Supply shortage of Cerezyme more severe than expected
The supply shortage of Genzyme’s Cerezyme (imiglucerase), reported by the European Medicines Agency (EMEA) earlier this year (PJ Online, 10 July 2009), is more severe than previously thought
The supply shortage of Genzyme’s Cerezyme (imiglucerase), reported by the European Medicines Agency (EMEA) earlier this year, is more severe than previously thought.
The agency’s Committee for Medicinal Products for Human Use has agreed new temporary treatment recommendations: only patients at greatest need of treatment — infants, children and adolescents, and adults with severe, life-threatening progression of Gaucher’s disease — will receive Cerezyme, and then at a reduced dose, until the supply situation is resolved (see Panel below).
Genzyme is sending information to all Cerezyme prescribers on how to select patients for dose reduction, switch to alternative treatment or suspend treatment. The company has also said that the stock-sparing measures will have no impact on supplies to ongoing clinical trials.

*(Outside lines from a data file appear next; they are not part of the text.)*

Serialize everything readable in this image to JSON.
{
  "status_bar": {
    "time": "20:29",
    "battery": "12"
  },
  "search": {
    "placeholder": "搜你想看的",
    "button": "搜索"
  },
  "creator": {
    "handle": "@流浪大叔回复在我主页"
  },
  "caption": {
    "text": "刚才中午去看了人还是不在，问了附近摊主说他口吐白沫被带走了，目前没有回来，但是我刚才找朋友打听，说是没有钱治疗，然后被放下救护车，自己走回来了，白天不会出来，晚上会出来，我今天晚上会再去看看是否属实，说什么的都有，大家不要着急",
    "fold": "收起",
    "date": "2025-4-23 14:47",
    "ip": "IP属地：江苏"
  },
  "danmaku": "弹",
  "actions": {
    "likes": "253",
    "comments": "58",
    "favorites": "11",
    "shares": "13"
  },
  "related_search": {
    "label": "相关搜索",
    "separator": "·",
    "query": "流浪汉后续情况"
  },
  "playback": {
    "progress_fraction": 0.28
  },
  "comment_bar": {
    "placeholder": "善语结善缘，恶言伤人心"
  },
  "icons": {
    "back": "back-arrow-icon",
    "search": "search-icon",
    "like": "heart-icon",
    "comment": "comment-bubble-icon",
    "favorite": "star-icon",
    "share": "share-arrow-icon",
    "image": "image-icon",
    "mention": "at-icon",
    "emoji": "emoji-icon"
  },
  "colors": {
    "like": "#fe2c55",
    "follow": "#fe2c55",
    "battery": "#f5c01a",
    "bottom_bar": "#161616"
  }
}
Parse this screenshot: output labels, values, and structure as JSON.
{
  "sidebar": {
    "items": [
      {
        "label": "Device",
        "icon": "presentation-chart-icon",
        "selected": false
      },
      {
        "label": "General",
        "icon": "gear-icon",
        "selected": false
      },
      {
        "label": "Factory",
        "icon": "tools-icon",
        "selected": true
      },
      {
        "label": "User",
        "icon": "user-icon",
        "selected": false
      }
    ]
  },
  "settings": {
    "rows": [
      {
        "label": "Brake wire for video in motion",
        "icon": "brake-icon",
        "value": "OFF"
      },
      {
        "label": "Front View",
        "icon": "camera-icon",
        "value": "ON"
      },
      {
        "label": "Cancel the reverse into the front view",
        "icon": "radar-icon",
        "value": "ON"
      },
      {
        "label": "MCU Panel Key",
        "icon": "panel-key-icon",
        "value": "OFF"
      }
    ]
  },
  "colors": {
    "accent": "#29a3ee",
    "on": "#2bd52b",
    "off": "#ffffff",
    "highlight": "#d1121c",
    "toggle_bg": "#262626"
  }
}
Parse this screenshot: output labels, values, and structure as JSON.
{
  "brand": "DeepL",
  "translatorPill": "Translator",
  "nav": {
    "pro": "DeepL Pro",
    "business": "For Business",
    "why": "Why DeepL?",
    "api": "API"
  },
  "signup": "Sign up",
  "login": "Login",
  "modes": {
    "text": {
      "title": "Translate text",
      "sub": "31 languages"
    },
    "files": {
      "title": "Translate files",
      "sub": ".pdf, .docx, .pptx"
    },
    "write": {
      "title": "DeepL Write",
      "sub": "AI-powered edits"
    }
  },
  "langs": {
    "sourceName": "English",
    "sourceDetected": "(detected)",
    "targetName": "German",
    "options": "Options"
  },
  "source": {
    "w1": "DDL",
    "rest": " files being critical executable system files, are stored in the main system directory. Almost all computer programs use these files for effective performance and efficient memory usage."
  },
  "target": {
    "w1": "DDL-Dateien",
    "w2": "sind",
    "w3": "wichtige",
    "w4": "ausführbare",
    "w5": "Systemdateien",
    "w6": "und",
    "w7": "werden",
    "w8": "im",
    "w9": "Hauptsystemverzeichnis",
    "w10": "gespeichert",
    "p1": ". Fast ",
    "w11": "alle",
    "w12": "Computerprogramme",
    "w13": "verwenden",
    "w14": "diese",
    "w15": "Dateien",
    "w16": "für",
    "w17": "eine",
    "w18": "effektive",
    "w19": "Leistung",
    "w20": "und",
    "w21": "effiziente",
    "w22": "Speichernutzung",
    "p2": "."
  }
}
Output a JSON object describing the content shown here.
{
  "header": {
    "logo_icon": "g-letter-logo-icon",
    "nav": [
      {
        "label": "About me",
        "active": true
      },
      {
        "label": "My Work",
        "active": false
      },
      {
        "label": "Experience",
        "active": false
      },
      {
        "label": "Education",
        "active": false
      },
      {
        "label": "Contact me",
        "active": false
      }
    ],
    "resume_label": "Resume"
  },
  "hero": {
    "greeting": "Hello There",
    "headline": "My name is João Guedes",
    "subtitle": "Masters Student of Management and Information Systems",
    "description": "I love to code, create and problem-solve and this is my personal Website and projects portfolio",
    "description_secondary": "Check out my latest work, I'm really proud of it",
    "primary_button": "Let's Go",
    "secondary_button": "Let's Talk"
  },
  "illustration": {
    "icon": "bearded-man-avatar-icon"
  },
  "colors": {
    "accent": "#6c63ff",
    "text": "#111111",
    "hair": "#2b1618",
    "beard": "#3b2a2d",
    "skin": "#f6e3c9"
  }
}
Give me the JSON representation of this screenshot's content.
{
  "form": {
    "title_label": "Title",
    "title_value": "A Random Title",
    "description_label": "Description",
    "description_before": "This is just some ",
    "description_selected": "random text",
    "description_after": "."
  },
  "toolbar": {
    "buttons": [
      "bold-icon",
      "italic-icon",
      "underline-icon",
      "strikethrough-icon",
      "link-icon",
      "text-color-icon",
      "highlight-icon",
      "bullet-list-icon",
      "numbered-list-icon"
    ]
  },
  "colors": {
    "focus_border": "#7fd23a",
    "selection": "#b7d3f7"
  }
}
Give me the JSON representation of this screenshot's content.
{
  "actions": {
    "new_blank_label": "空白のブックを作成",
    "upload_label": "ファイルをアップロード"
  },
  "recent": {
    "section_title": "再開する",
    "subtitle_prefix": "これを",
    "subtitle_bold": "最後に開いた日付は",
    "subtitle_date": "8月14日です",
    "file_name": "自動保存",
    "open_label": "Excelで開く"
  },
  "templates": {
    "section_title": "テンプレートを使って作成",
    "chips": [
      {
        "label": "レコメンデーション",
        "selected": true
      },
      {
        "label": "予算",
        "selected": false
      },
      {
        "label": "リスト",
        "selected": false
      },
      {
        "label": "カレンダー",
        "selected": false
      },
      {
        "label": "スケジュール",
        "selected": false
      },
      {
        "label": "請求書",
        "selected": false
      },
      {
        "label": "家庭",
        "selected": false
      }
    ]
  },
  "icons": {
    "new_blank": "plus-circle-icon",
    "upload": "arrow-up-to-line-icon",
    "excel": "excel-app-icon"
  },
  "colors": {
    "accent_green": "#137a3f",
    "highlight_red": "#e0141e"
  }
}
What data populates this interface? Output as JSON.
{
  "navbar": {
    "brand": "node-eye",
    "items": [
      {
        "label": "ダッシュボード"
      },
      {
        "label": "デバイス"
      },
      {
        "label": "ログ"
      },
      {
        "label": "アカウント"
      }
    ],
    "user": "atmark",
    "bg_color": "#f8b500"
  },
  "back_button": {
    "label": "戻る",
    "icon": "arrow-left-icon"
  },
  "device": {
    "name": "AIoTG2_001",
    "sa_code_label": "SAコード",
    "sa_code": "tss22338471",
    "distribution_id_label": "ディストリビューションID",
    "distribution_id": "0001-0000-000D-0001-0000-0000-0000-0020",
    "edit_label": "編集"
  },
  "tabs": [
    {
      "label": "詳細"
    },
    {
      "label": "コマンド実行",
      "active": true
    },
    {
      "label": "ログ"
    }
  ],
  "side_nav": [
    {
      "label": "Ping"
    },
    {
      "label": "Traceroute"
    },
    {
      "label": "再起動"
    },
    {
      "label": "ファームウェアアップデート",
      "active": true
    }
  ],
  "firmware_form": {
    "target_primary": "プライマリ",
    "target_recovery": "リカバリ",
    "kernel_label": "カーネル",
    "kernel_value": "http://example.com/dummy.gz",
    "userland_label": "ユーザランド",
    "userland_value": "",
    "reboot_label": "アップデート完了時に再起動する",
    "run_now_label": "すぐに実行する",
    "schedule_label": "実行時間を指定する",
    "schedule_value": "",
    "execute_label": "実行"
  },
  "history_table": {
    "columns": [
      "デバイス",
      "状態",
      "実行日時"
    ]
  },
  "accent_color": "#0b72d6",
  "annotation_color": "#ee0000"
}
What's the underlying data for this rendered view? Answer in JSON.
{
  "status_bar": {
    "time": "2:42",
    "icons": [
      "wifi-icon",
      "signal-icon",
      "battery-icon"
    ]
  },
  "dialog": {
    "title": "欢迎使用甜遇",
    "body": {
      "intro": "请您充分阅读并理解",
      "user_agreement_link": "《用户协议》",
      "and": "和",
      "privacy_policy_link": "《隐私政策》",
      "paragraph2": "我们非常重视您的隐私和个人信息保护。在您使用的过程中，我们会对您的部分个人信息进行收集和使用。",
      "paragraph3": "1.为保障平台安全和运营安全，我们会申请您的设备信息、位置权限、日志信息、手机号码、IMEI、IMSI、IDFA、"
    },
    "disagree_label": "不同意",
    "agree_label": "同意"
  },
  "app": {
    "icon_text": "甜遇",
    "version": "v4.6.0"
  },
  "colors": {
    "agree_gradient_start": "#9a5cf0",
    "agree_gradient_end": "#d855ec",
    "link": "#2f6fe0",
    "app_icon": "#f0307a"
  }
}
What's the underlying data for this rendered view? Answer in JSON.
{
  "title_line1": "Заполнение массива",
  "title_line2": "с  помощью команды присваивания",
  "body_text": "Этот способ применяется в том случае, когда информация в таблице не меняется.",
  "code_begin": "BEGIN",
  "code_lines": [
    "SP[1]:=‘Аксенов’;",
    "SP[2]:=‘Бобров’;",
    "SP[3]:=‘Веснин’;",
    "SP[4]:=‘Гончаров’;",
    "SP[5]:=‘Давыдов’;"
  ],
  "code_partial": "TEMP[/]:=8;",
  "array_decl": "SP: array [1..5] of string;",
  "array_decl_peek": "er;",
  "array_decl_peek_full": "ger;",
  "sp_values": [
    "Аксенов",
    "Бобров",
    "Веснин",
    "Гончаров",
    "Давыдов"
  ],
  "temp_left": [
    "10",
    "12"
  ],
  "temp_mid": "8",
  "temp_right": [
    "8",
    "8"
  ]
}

The production site bioreactors have been cleaned and manufacture of both medicines has resumed. However, Genzyme has informed the EMEA that the existing stocks of Cerezyme are lower than previously reported.
The EMEA expects the temporary recommendations to continue until the end of 2009. The temporary treatment recommendations for Fabrazyme issued in June 2009 remain unchanged.